Spitzensport mit Schmalzstulle
Heute startet Berlins 99. Sechstagerennen
Genau um 19.55 Uhr soll Erik Zabel, heute Abend den Startschuss für das 99. Berliner Sechstagerennen geben. »Das ist eine Ehre für mich«, bekennt die Berliner Radsportlegende. »Immerhin gewann mein Vater Detlef als Jugendlicher das allererste Rennen 1950 in der Werner-Seelenbinder-Halle, die am selben Ort stand, wo sich heute das Velodrom befindet.« Erik Zabel selbst wurde als 19-Jähriger im letzten 1001-Runde-Rennen 1989 Zweiter auf der steilen Winterbahn. So verbinden sich 40 Jahre Winterbahn mit der Geschichte der Berliner Sechstagerennen, die schon 1909 begann.
Inzwischen ist die Berliner Veranstaltung zur uneingeschränkten Nummer eins der Sechstagesaison aufgestiegen. In diesem Jahr hoffen die Veranstalter auf mehr als 20 Prozent auswärtige Besucher. Denn die international besetzten Mannschaften locken auch internationales Publikum. Vor allem aus Norwegen, Italien und den Niederlanden kamen schon im Vorjahr rund 1400 Zuschauer.

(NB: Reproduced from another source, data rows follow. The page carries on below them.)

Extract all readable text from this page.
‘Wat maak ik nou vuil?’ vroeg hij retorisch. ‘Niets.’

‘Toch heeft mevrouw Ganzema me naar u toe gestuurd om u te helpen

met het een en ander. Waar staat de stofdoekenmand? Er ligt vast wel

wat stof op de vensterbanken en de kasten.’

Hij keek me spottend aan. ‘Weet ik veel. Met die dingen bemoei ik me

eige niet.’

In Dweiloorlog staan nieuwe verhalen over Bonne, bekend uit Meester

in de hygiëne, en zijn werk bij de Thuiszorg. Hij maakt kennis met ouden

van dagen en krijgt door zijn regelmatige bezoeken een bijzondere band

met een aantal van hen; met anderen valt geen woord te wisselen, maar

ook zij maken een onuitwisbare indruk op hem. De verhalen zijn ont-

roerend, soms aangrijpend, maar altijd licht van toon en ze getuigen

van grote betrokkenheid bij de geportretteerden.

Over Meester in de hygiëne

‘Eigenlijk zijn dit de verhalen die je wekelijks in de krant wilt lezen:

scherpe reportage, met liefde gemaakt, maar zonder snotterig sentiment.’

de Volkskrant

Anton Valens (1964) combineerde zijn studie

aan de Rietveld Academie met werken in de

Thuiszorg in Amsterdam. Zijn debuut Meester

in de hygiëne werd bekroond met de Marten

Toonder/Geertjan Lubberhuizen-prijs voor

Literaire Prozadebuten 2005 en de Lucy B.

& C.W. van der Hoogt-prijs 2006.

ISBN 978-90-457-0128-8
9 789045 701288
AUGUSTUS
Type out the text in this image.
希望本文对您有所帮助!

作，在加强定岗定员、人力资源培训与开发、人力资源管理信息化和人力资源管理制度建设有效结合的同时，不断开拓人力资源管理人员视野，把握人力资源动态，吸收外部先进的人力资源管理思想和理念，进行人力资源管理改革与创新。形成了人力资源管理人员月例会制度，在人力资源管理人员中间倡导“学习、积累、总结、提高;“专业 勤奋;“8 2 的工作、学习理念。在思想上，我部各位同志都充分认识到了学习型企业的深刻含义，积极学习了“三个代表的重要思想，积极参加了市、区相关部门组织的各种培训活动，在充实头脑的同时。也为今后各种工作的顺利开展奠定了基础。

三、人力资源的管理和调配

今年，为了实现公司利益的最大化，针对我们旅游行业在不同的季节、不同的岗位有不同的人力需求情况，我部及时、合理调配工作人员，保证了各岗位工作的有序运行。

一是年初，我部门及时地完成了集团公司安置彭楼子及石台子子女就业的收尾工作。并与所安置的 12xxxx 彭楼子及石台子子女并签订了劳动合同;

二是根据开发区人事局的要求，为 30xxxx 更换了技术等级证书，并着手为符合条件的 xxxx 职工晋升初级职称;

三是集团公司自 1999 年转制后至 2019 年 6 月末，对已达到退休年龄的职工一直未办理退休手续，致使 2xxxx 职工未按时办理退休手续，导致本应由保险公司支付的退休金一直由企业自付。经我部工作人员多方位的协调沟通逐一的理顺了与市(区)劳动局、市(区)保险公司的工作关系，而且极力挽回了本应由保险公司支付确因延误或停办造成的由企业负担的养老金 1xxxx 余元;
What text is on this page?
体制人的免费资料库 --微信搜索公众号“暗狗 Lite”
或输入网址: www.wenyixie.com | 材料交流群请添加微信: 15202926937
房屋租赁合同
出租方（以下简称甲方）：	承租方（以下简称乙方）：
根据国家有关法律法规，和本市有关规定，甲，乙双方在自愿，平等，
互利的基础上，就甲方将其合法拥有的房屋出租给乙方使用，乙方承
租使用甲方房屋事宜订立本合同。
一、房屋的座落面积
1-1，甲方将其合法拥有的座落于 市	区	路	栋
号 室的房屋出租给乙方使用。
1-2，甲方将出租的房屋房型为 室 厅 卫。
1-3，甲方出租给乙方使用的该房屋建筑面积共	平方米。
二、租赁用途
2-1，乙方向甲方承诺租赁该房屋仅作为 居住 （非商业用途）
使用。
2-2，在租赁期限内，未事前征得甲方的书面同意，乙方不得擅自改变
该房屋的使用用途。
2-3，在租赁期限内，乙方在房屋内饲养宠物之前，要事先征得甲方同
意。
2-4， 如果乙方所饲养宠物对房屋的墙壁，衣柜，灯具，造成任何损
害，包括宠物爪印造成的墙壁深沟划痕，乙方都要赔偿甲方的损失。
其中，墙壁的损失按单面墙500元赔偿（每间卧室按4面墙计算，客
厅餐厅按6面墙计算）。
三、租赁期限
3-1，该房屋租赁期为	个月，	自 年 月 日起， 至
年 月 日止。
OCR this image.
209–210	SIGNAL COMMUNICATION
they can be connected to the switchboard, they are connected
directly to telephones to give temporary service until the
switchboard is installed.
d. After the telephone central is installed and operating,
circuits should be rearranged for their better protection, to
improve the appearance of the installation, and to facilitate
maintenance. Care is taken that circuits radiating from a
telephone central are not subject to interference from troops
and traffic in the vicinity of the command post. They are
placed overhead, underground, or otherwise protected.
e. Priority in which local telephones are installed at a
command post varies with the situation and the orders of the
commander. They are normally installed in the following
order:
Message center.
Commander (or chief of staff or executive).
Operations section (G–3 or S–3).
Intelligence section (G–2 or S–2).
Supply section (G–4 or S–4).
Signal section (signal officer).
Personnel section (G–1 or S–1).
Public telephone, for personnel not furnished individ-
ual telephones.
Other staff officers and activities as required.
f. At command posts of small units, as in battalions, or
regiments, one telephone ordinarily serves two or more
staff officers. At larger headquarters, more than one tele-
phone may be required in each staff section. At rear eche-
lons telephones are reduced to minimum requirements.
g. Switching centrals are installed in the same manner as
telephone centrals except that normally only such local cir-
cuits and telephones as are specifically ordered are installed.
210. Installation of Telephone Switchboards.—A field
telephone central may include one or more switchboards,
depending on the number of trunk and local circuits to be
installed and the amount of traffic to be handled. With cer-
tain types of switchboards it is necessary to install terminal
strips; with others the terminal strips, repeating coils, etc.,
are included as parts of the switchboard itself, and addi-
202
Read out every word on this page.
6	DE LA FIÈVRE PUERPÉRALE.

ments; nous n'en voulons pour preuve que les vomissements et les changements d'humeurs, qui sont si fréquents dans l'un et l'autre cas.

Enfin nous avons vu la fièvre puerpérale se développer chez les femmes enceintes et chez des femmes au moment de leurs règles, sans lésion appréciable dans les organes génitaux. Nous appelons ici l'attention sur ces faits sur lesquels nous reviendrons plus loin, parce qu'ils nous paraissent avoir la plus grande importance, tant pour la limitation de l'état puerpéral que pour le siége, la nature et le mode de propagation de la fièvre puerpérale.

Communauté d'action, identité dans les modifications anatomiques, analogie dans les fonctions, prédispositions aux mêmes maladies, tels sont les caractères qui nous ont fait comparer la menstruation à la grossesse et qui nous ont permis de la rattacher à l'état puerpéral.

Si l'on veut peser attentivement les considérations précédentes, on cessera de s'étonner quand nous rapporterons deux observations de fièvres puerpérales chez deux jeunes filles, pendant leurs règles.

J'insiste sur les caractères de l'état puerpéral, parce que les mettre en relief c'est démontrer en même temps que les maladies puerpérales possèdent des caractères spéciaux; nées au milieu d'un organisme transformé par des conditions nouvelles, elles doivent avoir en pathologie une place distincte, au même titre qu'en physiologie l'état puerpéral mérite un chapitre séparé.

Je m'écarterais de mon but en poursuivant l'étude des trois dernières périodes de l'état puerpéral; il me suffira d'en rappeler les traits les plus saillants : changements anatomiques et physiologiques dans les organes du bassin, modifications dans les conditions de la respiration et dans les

»Im Velodrom wird das breiteste Angebot des Radsports geboten«, betont Heinz Seesing, Chef der Veranstaltung. Der Volksmund sagt es drastischer: »In Bremen kommen die Säufer, in München die Prominenz und in Berlin die Sportliebhaber.« In München ist allerdings wohl der letzte Starschuss gefallen, in Stuttgart und Dortmund sind die Lichter längst endgültig ausgegangen – eine breite Schneise, die die Finanzkrise nun auch in den Radsport schlägt.
Umso erfreulicher, dass im Velodrom wieder absolute Klasse am Start ist. Ob es die aktuellen Madison-Weltmeister Alex Rasmussen und Michael Mörköv aus Dänemark sind oder der Schweizer Franco Marvulli – diesmal allerdings ohne Bruno Risi, der in Bremen seinen Abschied feierte. Nun ist Landsmann Alexander Aeschbach der Partner. Indes wollen die zwei Brandenburger Robert Bartko und Roger Kluge den Heimvorteil nutzen, um am Ende ganz oben zu stehen. Für Bartko wäre es der dritte Sieg in Berlin nach 2004 und im vergangenen Jahr, als er mit Erik Zabel gewann.
Von solchen Erfolgen kann Tino Thömel vorerst nur träumen. Der 21-jährige Berliner ist einer der Nachwuchsfahrer im Rennen, die sich bei der Elite erst die nötige Härte erfahren müssen. Mit dem Dänen Marc Hester hat Thömel den Dritten der dänischen Madison-Meisterschaft 2009 an seiner Seite. Von ihm kann er sich gewiss manchen Trick abschauen.
Die Förderung des Nachwuchses nimmt man in Berlin ernst. »Um unsere Zukunft zu sichern, müssen wir doch die jungen Talente aufbauen«, sagt der sportliche Leiter Dieter Stein, einst als »Schwarze Sieben« eine Winterbahngröße.
Im Velodrom haben natürlich wie bei allen Rennen unterm Dach auch Show und Unterhaltung ihren Platz, aber auch diesmal wird der Sport im Mittelpunkt stehen. Die einstige Winterbahn, deren Saison nicht sechs Tage, sondern sechs Wochen dauerte, formte ein besonderes Publikum. Da wird jedes Ergebnis notiert oder über optimale Fahrlinien diskutiert. Dem echten Fan reichen ein paar Schmalzstullen zum Bier. Krabbensalat und Schampus überlässt er gern den VIPs auf den Logenplätzen.